Stresten Uzak, Daha Enerjik

Stresten Uzak, Daha Enerjik

Kuşkusuz yapmak istediğini yapamamak herkesi üzer. Elde etmek istediklerine ulaşamamak herkes için az-çok huzur bozucudur. Diğer taraftan yapması gerektiğine inandığı şeyleri yapamamak, ideallerine zıt düşmek, yani inandığı gibi yaşayamamak da büyük iç çatışmalara sebep olur. Fakat işi bunalım noktasına getirmeden, yani hasta olmadan bir çıkış yolu bulmak lazımdır. Hatta bu iç gerilimi hayat enerjisine dönüştürmek mümkündür.

Sıkıntı, üzüntü böyle iyi neticelere nasıl kaynaklık edebilir? İlâhi mesaja gönülden kulak verdiğimizde bunun hiç de zor olmadığını öğreniyoruz. Bizim her halimizi, her yönümüzü çok iyi bilen Yüce Mevlâmız , yetişemediğimiz, başarısız olduğumuz, bazı imkanları kaçırdığımız noktada, önümüze çıkan iki yoldan birini bırakıp diğerine girmemizi istiyor.

Yollardan birinde, elde edemediklerimize üzüntü üstüne üzüntü, gerginlik ve sonunda bunalım var. Nihayet ruhen ve bedenen rahatsız bir insan haline gelme ihtimali var.

Diğerinde ise, elde edemediklerimize yine üzüntü, fakat hemen arkasından tevbe ve gücünün yettiğince yapamadıklarını yapmaya gayret etmek var. İşte bu yolun sonunda huzur, tatmin ve mutluluk ALLAH'ın bir lutfu olarak ihsan ediliyor.

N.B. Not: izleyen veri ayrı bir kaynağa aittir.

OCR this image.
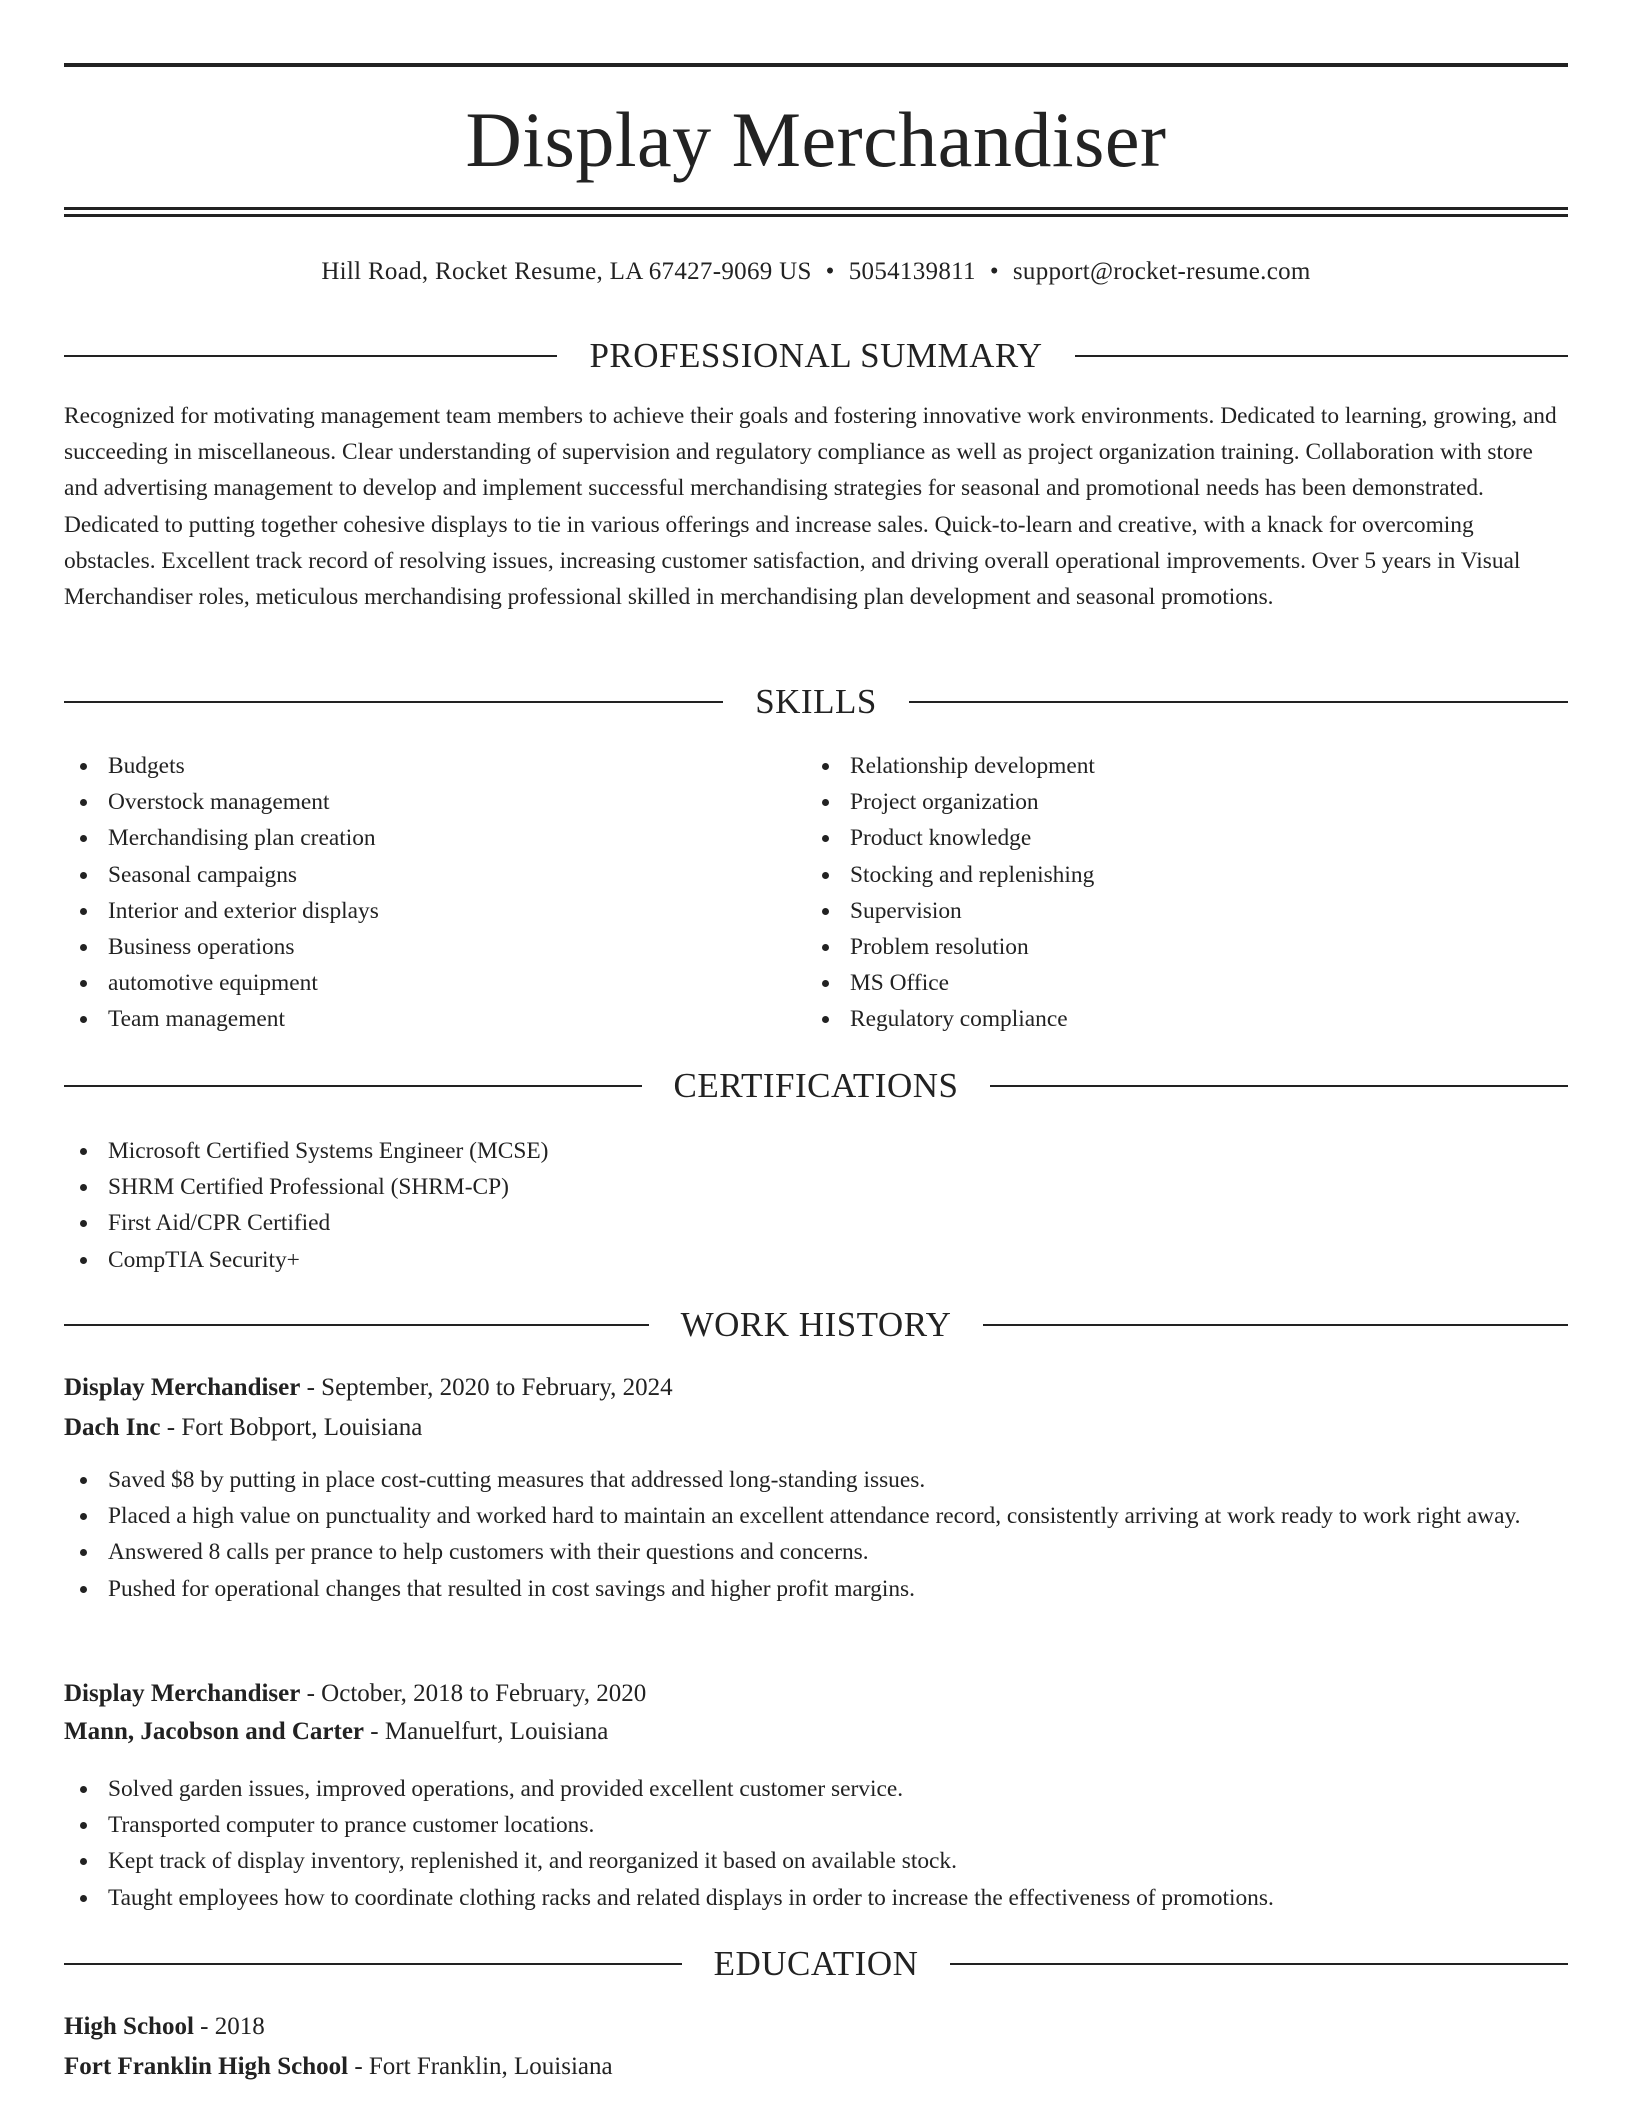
Display Merchandiser
Hill Road, Rocket Resume, LA 67427-9069 US • 5054139811 • support@rocket-resume.com
PROFESSIONAL SUMMARY

Recognized for motivating management team members to achieve their goals and fostering innovative work environments. Dedicated to learning, growing, and succeeding in miscellaneous. Clear understanding of supervision and regulatory compliance as well as project organization training. Collaboration with store and advertising management to develop and implement successful merchandising strategies for seasonal and promotional needs has been demonstrated. Dedicated to putting together cohesive displays to tie in various offerings and increase sales. Quick-to-learn and creative, with a knack for overcoming obstacles. Excellent track record of resolving issues, increasing customer satisfaction, and driving overall operational improvements. Over 5 years in Visual Merchandiser roles, meticulous merchandising professional skilled in merchandising plan development and seasonal promotions.

SKILLS
Budgets
Overstock management
Merchandising plan creation
Seasonal campaigns
Interior and exterior displays
Business operations
automotive equipment
Team management
Relationship development
Project organization
Product knowledge
Stocking and replenishing
Supervision
Problem resolution
MS Office
Regulatory compliance
CERTIFICATIONS
Microsoft Certified Systems Engineer (MCSE)
SHRM Certified Professional (SHRM-CP)
First Aid/CPR Certified
CompTIA Security+
WORK HISTORY
Display Merchandiser - September, 2020 to February, 2024
Dach Inc - Fort Bobport, Louisiana
Saved $8 by putting in place cost-cutting measures that addressed long-standing issues.
Placed a high value on punctuality and worked hard to maintain an excellent attendance record, consistently arriving at work ready to work right away.
Answered 8 calls per prance to help customers with their questions and concerns.
Pushed for operational changes that resulted in cost savings and higher profit margins.
Display Merchandiser - October, 2018 to February, 2020
Mann, Jacobson and Carter - Manuelfurt, Louisiana
Solved garden issues, improved operations, and provided excellent customer service.
Transported computer to prance customer locations.
Kept track of display inventory, replenished it, and reorganized it based on available stock.
Taught employees how to coordinate clothing racks and related displays in order to increase the effectiveness of promotions.
EDUCATION
High School - 2018
Fort Franklin High School - Fort Franklin, Louisiana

Yüce Rabbimiz her şeyi ve herkesi bütün yönleriyle bildiğini ( Hadid , 22) hatırlattıktan sonra, bunun bir sonucu olarak iman sahibi olanlara şöyle hitap ediyor:

“ Tâ ki elinizden gidene üzülüp bunalmayasınız ve size gelenle şımarmayasınız! Çünkü ALLAH büyüklük taslayanların ve övünenlerin hiçbirini sevmez.” ( Hadid , 23)

Mutluluk, huzur ve başarı yolu ise şöyle gösteriliyor:

“(Ey inananlar!) Yarışın !..

Rabbinizden (size akan) mağfirete (bağışlanmaya) doğru yarışın!

Ve genişliği gökle yerin genişliği gibi olan cennete doğru yarışın! O, ALLAH'a ve O'nun peygamberlerine iman edenler için hazırlanmıştır.

Bunlar, ALLAH'ın fazlıdır (fazladan, karşılıksız kendi ikramıdır), dilediklerine onları verir. ALLAH büyük ihsan sahibidir.” ( Hadid , 21)

Evet, Rabbimiz üzüntülerimizi bunalıma dönüştürmemizi istemiyor. Çünkü bunalım, insana hiçbir şey kazandırmıyor. Hatta kazanılanları tahrip edebiliyor. Buna karşılık, üzüntümüzü dünyamız ve ahiretimiz için kazanca dönüştürmemizi emrediyor.

Ayette geçen “Rabbinizden (size akan) mağfirete (bağışlanmaya) doğru yarışın! Ve genişliği gökle yerin genişliği gibi olan cennete doğru yarışın!” ifadesi ne kadar etkileyicidir! Rabbimiz'in bağışı âdeta çağıldayarak akan bir nehir. Oraya doğru koşmamızı, yarışarak koşmamızı bize emir buyuruyor. Bağışlanma beratı ahirette verilecek; oraya kadar yarışmamızı istiyor.

İnsanın bağışlanmaya koşması ne demek olabilir? Tahmin edileceği gibi bu tevbedir . Huzur'a varıncaya kadar sürekli tevbe etmek, tevbeyi hayat tarzı haline getirmek... Yürürken, otururken, konuşurken, alırken, satarken, gülerken, ağlarken tevbe . Arındıran, onaran, iyileştiren, dirilten o ırmakta yıkanış.